The workforce reduction affects new applicants and changes, not ongoing payments. If you are a current beneficiary receiving regular monthly Social Security payments, your payments continue to process through the automated pipeline and are not meaningfully affected by the staffing reduction.
If you are filing for benefits, awaiting a recalculation, or trying to reach SSA by phone, build in substantial additional time and use the online account as your primary tool.
The Fairness Act is adding real money to affected beneficiaries. If you are a former public employee whose Social Security benefit was reduced by the WEP or GPO, check your account. The SSA is processing retroactive payments worth thousands of dollars to eligible beneficiaries. If your recalculation has not been applied by May 2026, contact the SSA proactively.
A late Social Security payment is almost always a calendar issue, not a system failure. The overwhelming majority of payment concerns resolve when beneficiaries confirm their exact payment date, check for holiday shifts, and wait until end of business day before escalating. Knowing the system works as described here is more valuable than the phone number to call.
Create a My Social Security account before you need it. The beneficiaries who resolve payment issues fastest are those who already have active online accounts.

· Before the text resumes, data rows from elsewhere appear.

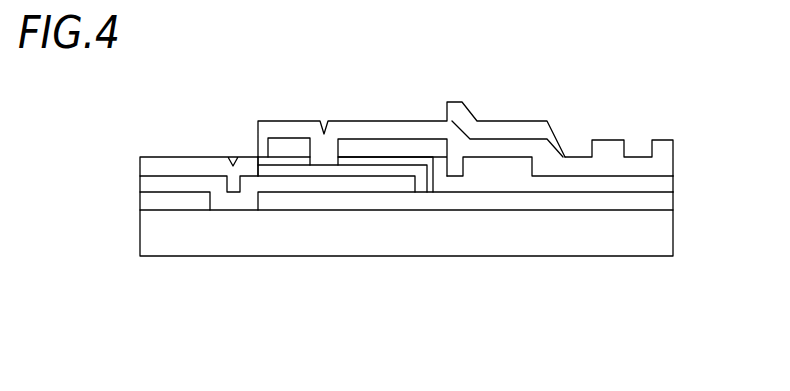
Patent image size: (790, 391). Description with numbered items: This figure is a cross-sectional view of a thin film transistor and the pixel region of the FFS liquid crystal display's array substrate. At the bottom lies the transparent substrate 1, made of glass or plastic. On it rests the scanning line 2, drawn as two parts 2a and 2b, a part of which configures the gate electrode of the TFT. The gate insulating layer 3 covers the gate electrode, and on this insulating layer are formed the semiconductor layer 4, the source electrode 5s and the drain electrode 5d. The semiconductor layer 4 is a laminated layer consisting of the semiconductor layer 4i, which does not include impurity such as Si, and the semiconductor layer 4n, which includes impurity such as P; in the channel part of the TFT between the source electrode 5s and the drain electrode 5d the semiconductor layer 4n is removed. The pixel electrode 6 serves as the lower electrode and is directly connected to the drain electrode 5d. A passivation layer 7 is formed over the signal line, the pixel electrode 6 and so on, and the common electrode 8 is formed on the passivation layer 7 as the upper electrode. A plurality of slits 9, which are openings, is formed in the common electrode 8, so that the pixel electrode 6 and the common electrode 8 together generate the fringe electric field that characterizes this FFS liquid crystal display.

The transparent substrate 1 is at (407, 232).
The scanning line 2 is at (283, 327).
The scanning line part 2a is at (303, 203).
The scanning line part 2b is at (192, 203).
The gate insulating layer 3 is at (658, 203).
The semiconductor layer 4 is at (170, 77).
The semiconductor layer 4i is at (285, 170).
The semiconductor layer 4n is at (283, 162).
The source electrode 5s is at (295, 147).
The drain electrode 5d is at (385, 150).
The pixel electrode 6 is at (647, 185).
The passivation layer 7 is at (657, 167).
The common electrode 8 is at (546, 128).
The slits 9 is at (642, 138).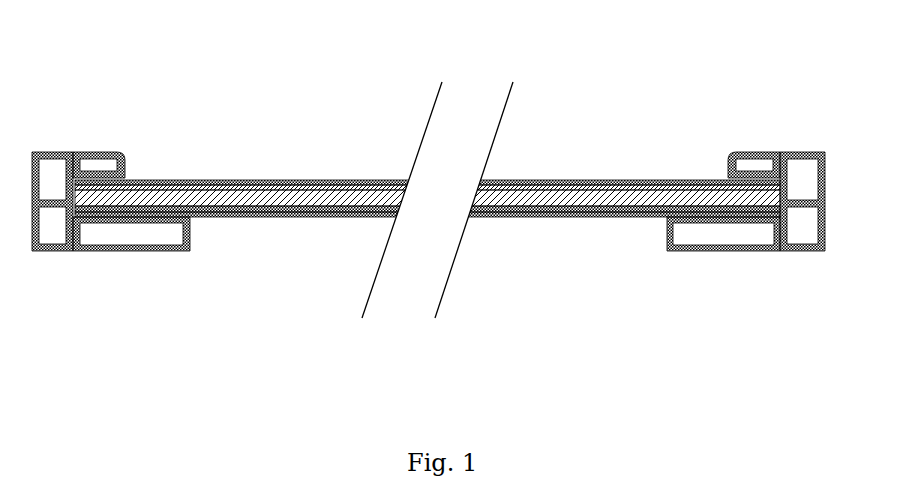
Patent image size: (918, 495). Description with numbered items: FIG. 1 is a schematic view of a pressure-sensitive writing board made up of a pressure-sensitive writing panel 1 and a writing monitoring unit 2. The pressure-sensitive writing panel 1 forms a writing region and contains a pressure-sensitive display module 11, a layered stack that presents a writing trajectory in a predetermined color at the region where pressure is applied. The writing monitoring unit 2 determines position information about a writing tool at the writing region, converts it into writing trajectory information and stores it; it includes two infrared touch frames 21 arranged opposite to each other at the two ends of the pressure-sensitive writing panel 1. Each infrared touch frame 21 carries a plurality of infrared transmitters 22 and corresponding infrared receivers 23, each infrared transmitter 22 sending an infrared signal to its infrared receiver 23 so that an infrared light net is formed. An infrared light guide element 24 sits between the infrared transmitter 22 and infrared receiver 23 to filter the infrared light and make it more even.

The pressure-sensitive writing panel 1 is at (565, 50).
The pressure-sensitive display module 11 is at (603, 157).
The writing monitoring unit 2 is at (725, 90).
The infrared touch frame 21 is at (57, 232).
The infrared transmitter 22 is at (778, 155).
The infrared receiver 23 is at (83, 158).
The infrared light guide element 24 is at (127, 170).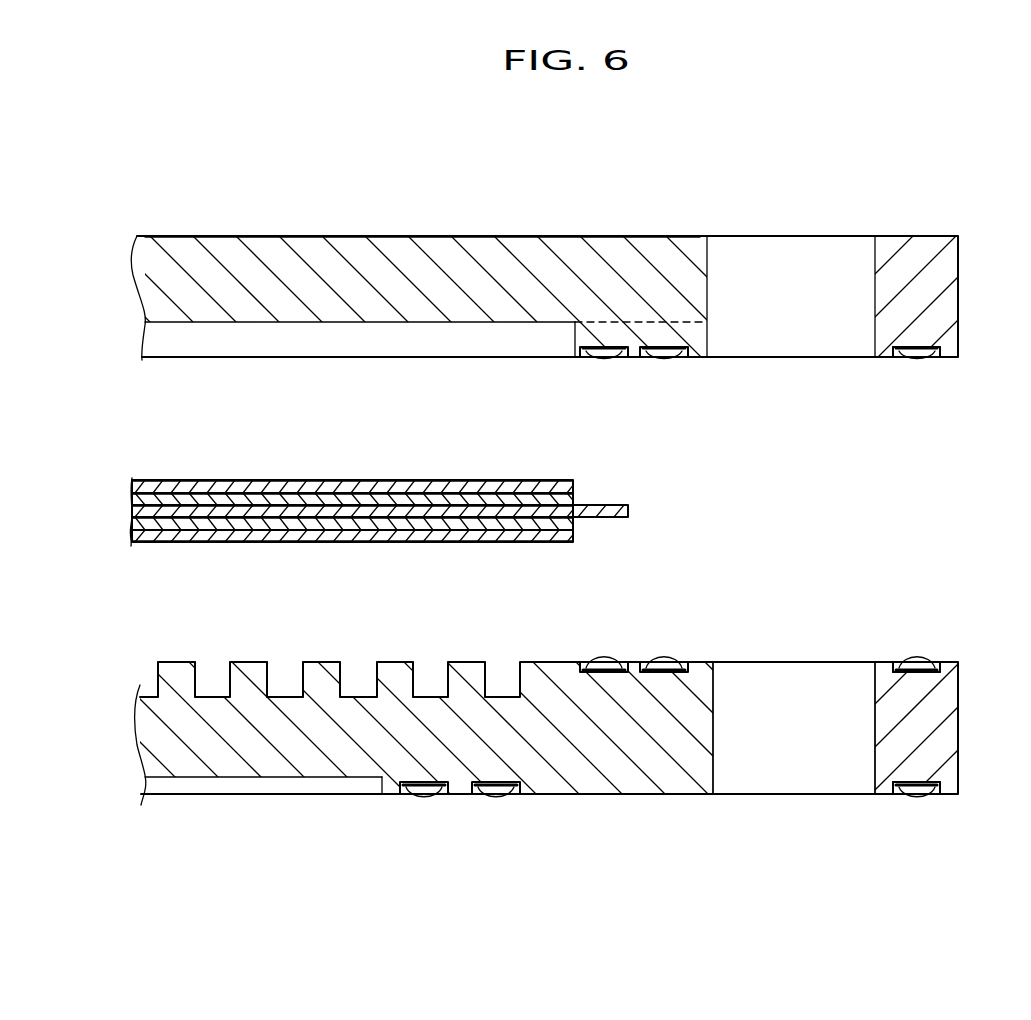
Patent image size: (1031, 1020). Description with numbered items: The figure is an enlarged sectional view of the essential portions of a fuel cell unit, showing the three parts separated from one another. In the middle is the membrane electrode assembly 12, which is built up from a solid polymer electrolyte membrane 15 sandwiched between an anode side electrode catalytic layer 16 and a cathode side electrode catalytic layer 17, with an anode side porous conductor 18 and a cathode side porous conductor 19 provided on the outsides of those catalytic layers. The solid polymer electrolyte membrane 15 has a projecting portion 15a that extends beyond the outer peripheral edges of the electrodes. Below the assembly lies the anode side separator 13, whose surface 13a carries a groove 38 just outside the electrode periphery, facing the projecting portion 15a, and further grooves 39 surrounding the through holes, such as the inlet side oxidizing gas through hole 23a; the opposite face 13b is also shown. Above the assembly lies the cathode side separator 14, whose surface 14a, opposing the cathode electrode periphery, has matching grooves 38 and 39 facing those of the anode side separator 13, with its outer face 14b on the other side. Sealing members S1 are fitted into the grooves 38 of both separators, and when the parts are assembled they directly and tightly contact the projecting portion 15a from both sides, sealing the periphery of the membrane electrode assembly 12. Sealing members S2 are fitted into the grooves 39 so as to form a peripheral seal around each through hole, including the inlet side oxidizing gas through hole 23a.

The membrane electrode assembly 12 is at (123, 478).
The anode side separator 13 is at (644, 800).
The surface of the anode side separator 13a is at (173, 660).
The bottom wall of lower case 13b is at (258, 796).
The cathode side separator 14 is at (405, 233).
The surface of the cathode side separator 14a is at (213, 358).
The top surface of upper case 14b is at (230, 235).
The solid polymer electrolyte membrane 15 is at (427, 518).
The projecting portion 15a is at (605, 518).
The anode side electrode catalytic layer 16 is at (373, 523).
The cathode side electrode catalytic layer 17 is at (372, 498).
The anode side porous conductor 18 is at (323, 535).
The cathode side porous conductor 19 is at (313, 487).
The inlet side oxidizing gas through hole 23a is at (790, 765).
The groove 38 is at (588, 359).
The groove 39 is at (935, 359).
The sealing member S1 is at (597, 356).
The sealing member S2 is at (658, 356).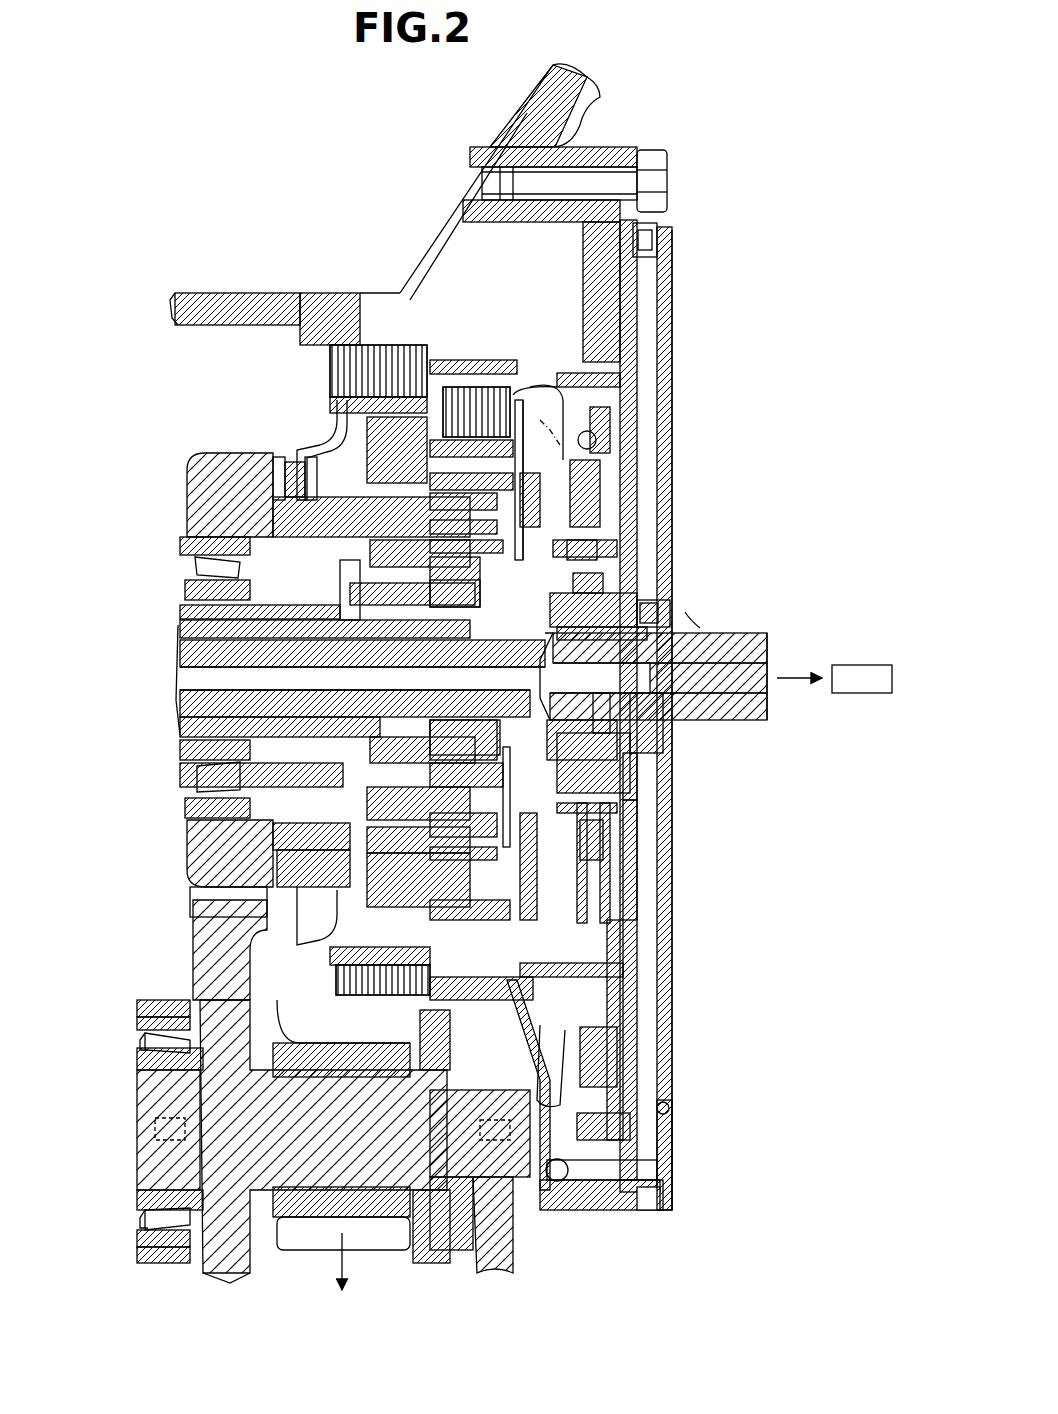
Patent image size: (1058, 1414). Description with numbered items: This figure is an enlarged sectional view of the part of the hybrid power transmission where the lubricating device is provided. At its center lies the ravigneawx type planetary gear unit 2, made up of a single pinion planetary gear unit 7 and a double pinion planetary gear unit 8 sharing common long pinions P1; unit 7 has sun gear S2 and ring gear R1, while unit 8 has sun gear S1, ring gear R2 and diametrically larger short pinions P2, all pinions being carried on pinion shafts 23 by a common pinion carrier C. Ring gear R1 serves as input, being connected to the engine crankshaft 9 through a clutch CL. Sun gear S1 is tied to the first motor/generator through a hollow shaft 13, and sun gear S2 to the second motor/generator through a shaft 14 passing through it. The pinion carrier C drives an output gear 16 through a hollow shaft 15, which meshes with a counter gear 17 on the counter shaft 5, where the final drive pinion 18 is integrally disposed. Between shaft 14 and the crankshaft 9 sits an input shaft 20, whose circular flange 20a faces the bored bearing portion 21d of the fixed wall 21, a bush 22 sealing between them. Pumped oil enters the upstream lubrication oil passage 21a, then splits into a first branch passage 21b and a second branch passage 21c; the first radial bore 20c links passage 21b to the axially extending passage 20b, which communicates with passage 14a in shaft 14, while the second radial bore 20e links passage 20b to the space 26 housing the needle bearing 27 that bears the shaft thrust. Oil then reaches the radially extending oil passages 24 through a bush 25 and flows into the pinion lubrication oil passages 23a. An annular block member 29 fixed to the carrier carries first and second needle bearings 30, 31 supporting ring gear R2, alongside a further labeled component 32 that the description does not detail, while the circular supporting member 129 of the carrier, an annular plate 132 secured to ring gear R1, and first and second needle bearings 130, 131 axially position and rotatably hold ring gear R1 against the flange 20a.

The ravigneawx type planetary gear unit 2 is at (258, 1136).
The counter shaft 5 is at (500, 1160).
The single pinion planetary gear unit 7 is at (350, 1120).
The double pinion planetary gear unit 8 is at (300, 1070).
The engine crankshaft 9 is at (853, 693).
The hollow shaft 13 is at (312, 650).
The shaft 14 is at (275, 655).
The axially extending passage 14a is at (245, 688).
The hollow shaft 15 is at (220, 545).
The output gear 16 is at (215, 510).
The counter gear 17 is at (212, 948).
The final drive pinion 18 is at (290, 1000).
The input shaft 20 is at (690, 626).
The circular flange 20a is at (655, 592).
The axially extending passage 20b is at (745, 668).
The first radial bore 20c is at (640, 712).
The second radial bore 20e is at (660, 700).
The fixed wall 21 is at (690, 1200).
The upstream lubrication oil passage 21a is at (668, 1112).
The first branch passage 21b is at (677, 763).
The second branch passage 21c is at (640, 800).
The bored bearing portion 21d is at (645, 622).
The bush 22 is at (660, 622).
The pinion shaft 23 is at (365, 650).
The pinion lubrication oil passage 23a is at (420, 445).
The radially extending oil passage 24 is at (620, 560).
The bush 25 is at (610, 608).
The space 26 is at (605, 830).
The needle bearing 27 is at (585, 800).
The annular block member 29 is at (380, 545).
The first needle bearing 30 is at (290, 492).
The second needle bearing 31 is at (278, 470).
The carrier plate 32 is at (332, 445).
The circular supporting member 129 is at (620, 475).
The first needle bearing 130 is at (620, 505).
The second needle bearing 131 is at (630, 535).
The annular plate 132 is at (600, 440).
The pinion carrier C is at (560, 425).
The clutch CL is at (480, 405).
The long pinion P1 is at (400, 990).
The short pinion P2 is at (390, 510).
The ring gear R1 is at (600, 385).
The ring gear R2 is at (380, 440).
The sun gear S1 is at (420, 740).
The sun gear S2 is at (560, 470).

They can see their payment history, confirm transmissions, download verification letters, and update banking information without waiting on hold. Creating the account before any problem occurs is the highest-value preparatory step available to every beneficiary.
Sources: All payment dates, benefit amounts, and policy information in this Social Security payments guide reflect SSA published guidance current as of April 4, 2026. Payment schedule at ssa.gov/pubs/calendar.htm. Account management at ssa.gov/myaccount. System alerts and news at ssa.gov/news/press. Workforce and policy announcements via SSA workforce announcement.
Editorial standard: This article is written and maintained to YMYL accuracy standards. All factual claims reference primary SSA and federal government sources. This guide describes how the Social Security payments system operates and does not constitute financial or legal advice for individual circumstances.